The creator argues that testosterone levels of 200-400 ng/dL in young men are "catastrophic" and that healthy men in their 20s should have levels of "700 to 800 to 900." They also claim that low testosterone in men who eat well and exercise is largely caused by unavoidable environmental factors, not personal choices. The video ends with a push to "optimize" testosterone levels.
To summarize the core claims: standard reference ranges are wrong, 700-900 ng/dL is the true normal for young men, and environmental exposures are the primary driver of low testosterone in otherwise healthy guys. Those are three distinct claims, and they don't all hold up equally well.
Does the science back this up?
Partially, but the creator oversimplifies in ways that matter clinically. The reference range claim has real support in the literature. The environmental toxin argument is plausible but overstated. And the framing of any level below 700 as a crisis in a symptomatic young man is not how endocrinology actually works.
On reference ranges: the Endocrine Society's 2018 clinical practice guidelines set the lower limit of normal for men at around 300 ng/dL, but research published by Travison et al. (2017, JCEM) showed that population-level testosterone has declined across generations, meaning today's "normal" range partly reflects a population that is already less healthy than prior cohorts. A 2020 study by Lokeshwar et al. in European Urology Focus found that among men aged 15-39, about 30% had total testosterone below 400 ng/dL, which the authors described as surprisingly prevalent. So the creator's concern that current reference ranges may be set too low is not fringe thinking. It is an active debate in men's health research.
That said, symptoms matter as much as numbers. A man at 380 ng/dL with no symptoms is not in a clinical crisis, regardless of what a TikTok video says.
What did they get wrong (or right)?
They got the range debate mostly right but framed it too rigidly. Saying levels "should be 700 to 800 to 900" treats testosterone optimization like a universal target when the clinical literature consistently shows that symptom burden and free testosterone, not just total testosterone, drive treatment decisions.
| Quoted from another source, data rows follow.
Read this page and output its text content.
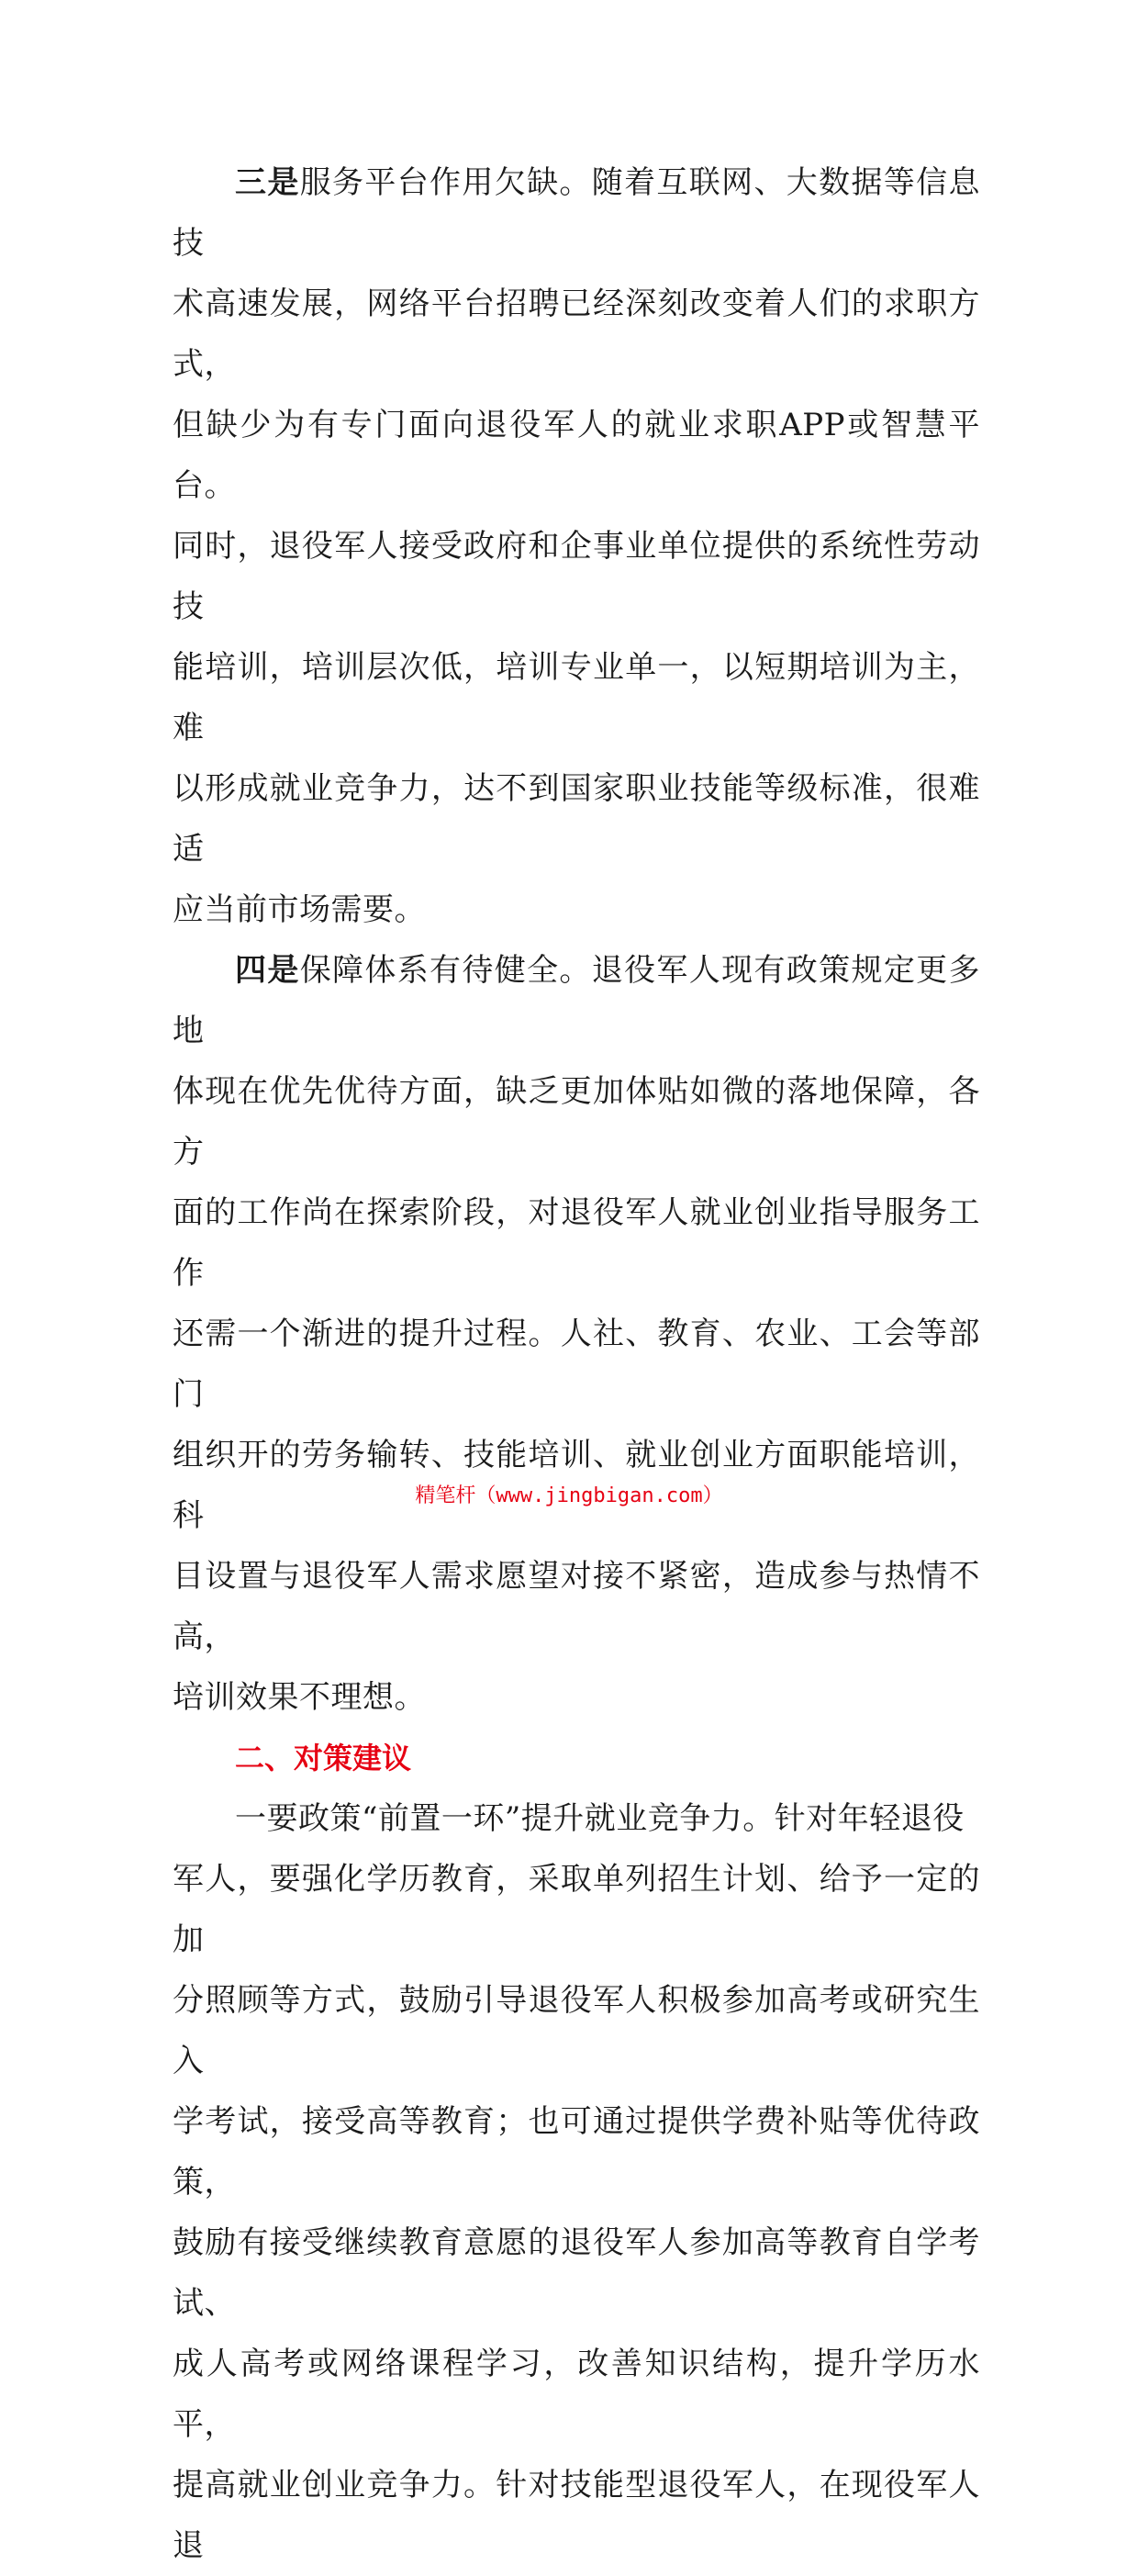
三是服务平台作用欠缺。随着互联网、大数据等信息技
术高速发展，网络平台招聘已经深刻改变着人们的求职方式，
但缺少为有专门面向退役军人的就业求职APP或智慧平台。
同时，退役军人接受政府和企事业单位提供的系统性劳动技
能培训，培训层次低，培训专业单一，以短期培训为主，难
以形成就业竞争力，达不到国家职业技能等级标准，很难适
应当前市场需要。

四是保障体系有待健全。退役军人现有政策规定更多地
体现在优先优待方面，缺乏更加体贴如微的落地保障，各方
面的工作尚在探索阶段，对退役军人就业创业指导服务工作
还需一个渐进的提升过程。人社、教育、农业、工会等部门
组织开的劳务输转、技能培训、就业创业方面职能培训，科
目设置与退役军人需求愿望对接不紧密，造成参与热情不高，
培训效果不理想。

二、对策建议

一要政策“前置一环”提升就业竞争力。针对年轻退役
军人，要强化学历教育，采取单列招生计划、给予一定的加
分照顾等方式，鼓励引导退役军人积极参加高考或研究生入
学考试，接受高等教育；也可通过提供学费补贴等优待政策，
鼓励有接受继续教育意愿的退役军人参加高等教育自学考试、
成人高考或网络课程学习，改善知识结构，提升学历水平，
提高就业创业竞争力。针对技能型退役军人，在现役军人退

精笔杆（www.jingbigan.com）
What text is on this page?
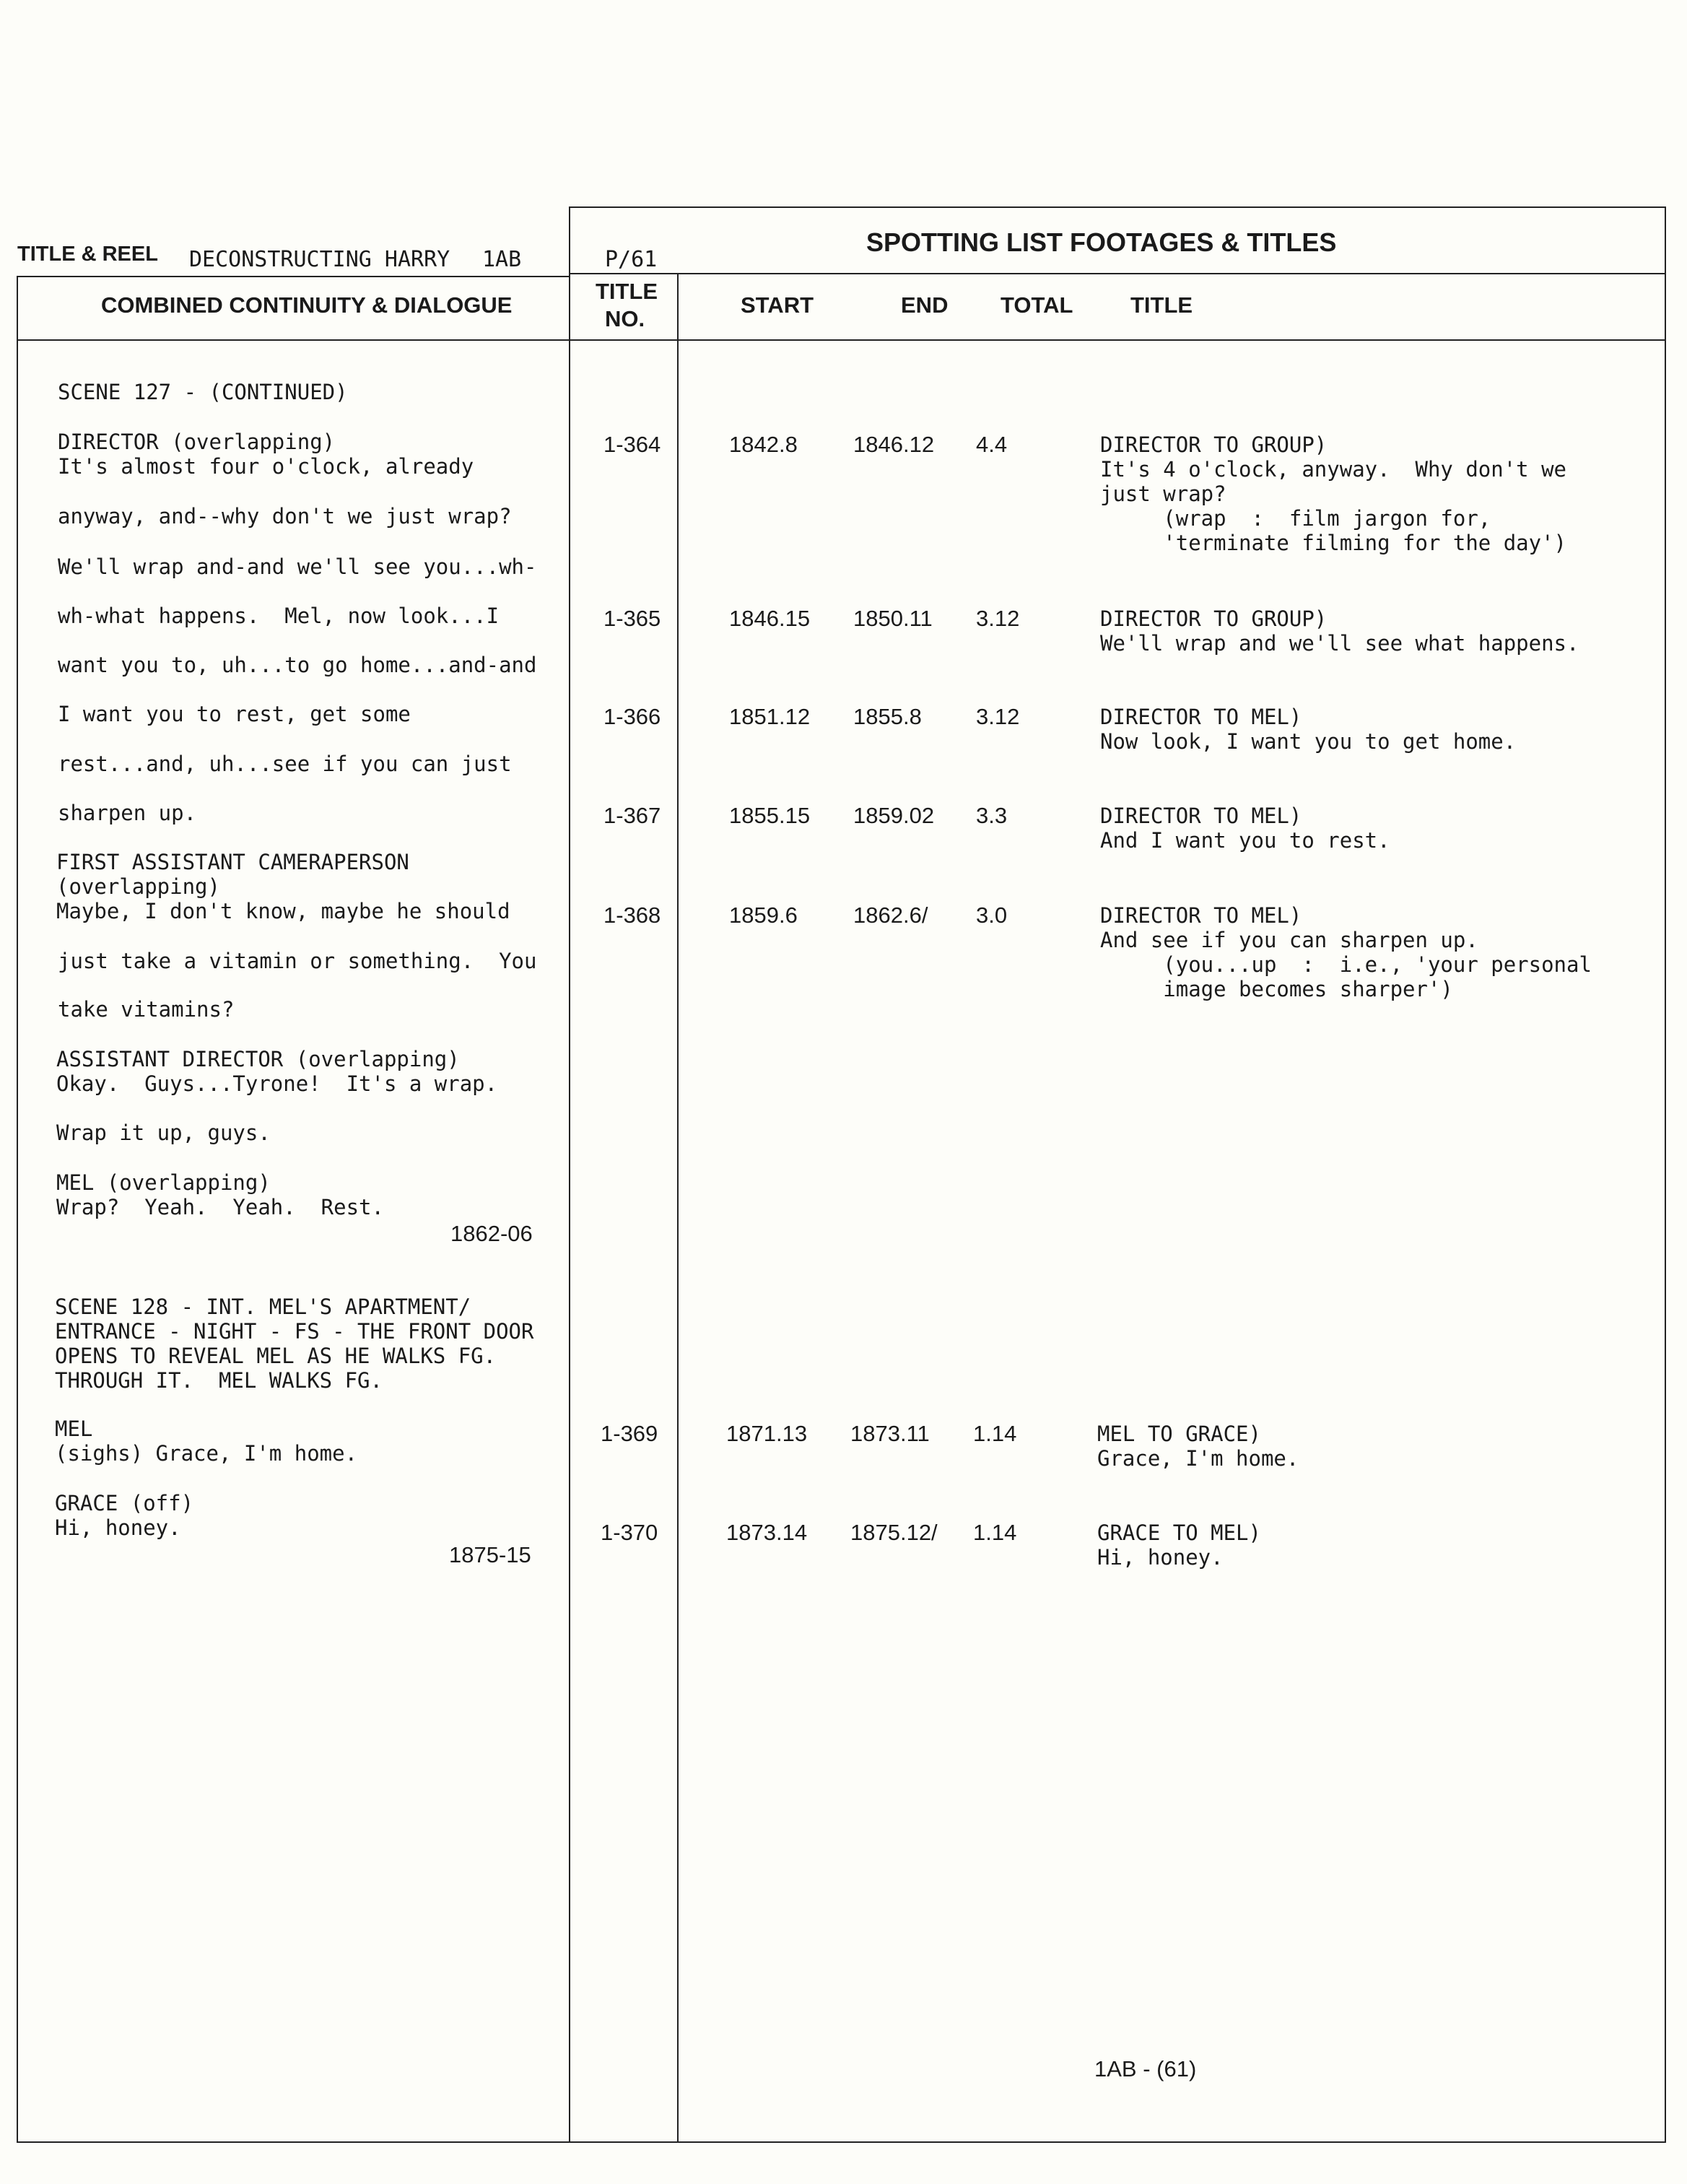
TITLE & REEL DECONSTRUCTING HARRY 1AB	P/61
SPOTTING LIST FOOTAGES & TITLES
COMBINED CONTINUITY & DIALOGUE
TITLE
NO.
START	END TOTAL	TITLE
SCENE 127 - (CONTINUED)
DIRECTOR (overlapping)
It's almost four o'clock, already
anyway, and--why don't we just wrap?
We'll wrap and-and we'll see you...wh-
wh-what happens.  Mel, now look...I
want you to, uh...to go home...and-and
I want you to rest, get some
rest...and, uh...see if you can just
sharpen up.
FIRST ASSISTANT CAMERAPERSON
(overlapping)
Maybe, I don't know, maybe he should
just take a vitamin or something.  You
take vitamins?
ASSISTANT DIRECTOR (overlapping)
Okay.  Guys...Tyrone!  It's a wrap.
Wrap it up, guys.
MEL (overlapping)
Wrap?  Yeah.  Yeah.  Rest.
1862-06
SCENE 128 - INT. MEL'S APARTMENT/
ENTRANCE - NIGHT - FS - THE FRONT DOOR
OPENS TO REVEAL MEL AS HE WALKS FG.
THROUGH IT.  MEL WALKS FG.
MEL
(sighs) Grace, I'm home.
GRACE (off)
Hi, honey.
1875-15
1-364	1842.8 1846.12 4.4	DIRECTOR TO GROUP)
It's 4 o'clock, anyway.  Why don't we
just wrap?
(wrap  :  film jargon for,
'terminate filming for the day')
1-365	1846.15 1850.11 3.12	DIRECTOR TO GROUP)
We'll wrap and we'll see what happens.
1-366	1851.12 1855.8 3.12	DIRECTOR TO MEL)
Now look, I want you to get home.
1-367	1855.15 1859.02 3.3	DIRECTOR TO MEL)
And I want you to rest.
1-368	1859.6 1862.6/ 3.0	DIRECTOR TO MEL)
And see if you can sharpen up.
(you...up  :  i.e., 'your personal
image becomes sharper')
1-369	1871.13 1873.11 1.14	MEL TO GRACE)
Grace, I'm home.
1-370	1873.14 1875.12/ 1.14	GRACE TO MEL)
Hi, honey.
1AB - (61)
The Endocrine Society guidelines explicitly state that TRT should not be initiated based on total testosterone alone.
The environmental toxin narrative has real evidence behind it. Phthalates, BPA, and endocrine-disrupting chemicals have been linked to lower testosterone in epidemiological studies, including Swan et al. (2021, Countdown) and Meeker et al. (2010, Environmental Health Perspectives). However, the creator's claim that "you have to avoid 8 out of 10 things" to protect hormonal health is unquantified and alarmist in tone. The actual effect sizes from individual exposures are modest, and the literature does not support the idea that environmental chemicals alone explain the testosterone trends seen in young men today.
What they got right: the generational decline in testosterone is real, documented, and under-discussed. Telling young men who exercise and eat well that their low levels are not entirely their fault is a fair and scientifically defensible point.
What should you actually know?
If you are a young man with symptoms like low energy, poor recovery, low libido, or mood changes, getting your testosterone tested is a reasonable first step. But a single total testosterone reading does not tell the full story. Free testosterone, SHBG, LH, FSH, and symptom scoring tools like the ADAM questionnaire all factor into a proper evaluation.
The 700-900 ng/dL target the creator cites is not an evidence-based clinical threshold. It reflects a wellness and optimization philosophy that has outpaced the clinical trial data supporting it. A 2023 trial published by Lincoff et al. in the New England Journal of Medicine (the TRAVERSE trial) found that TRT in middle-aged men with hypogonadism was non-inferior to placebo for cardiovascular events, which is reassuring, but the study population was not healthy 25-year-olds with borderline levels.
Starting TRT in your 20s based on a number alone, without a thorough workup, carries real tradeoffs: suppression of natural production, testicular atrophy, and fertility impact are all documented and reversible only with careful management. Anyone considering TRT should consult a licensed provider who will order a full hormone panel, not just a single test.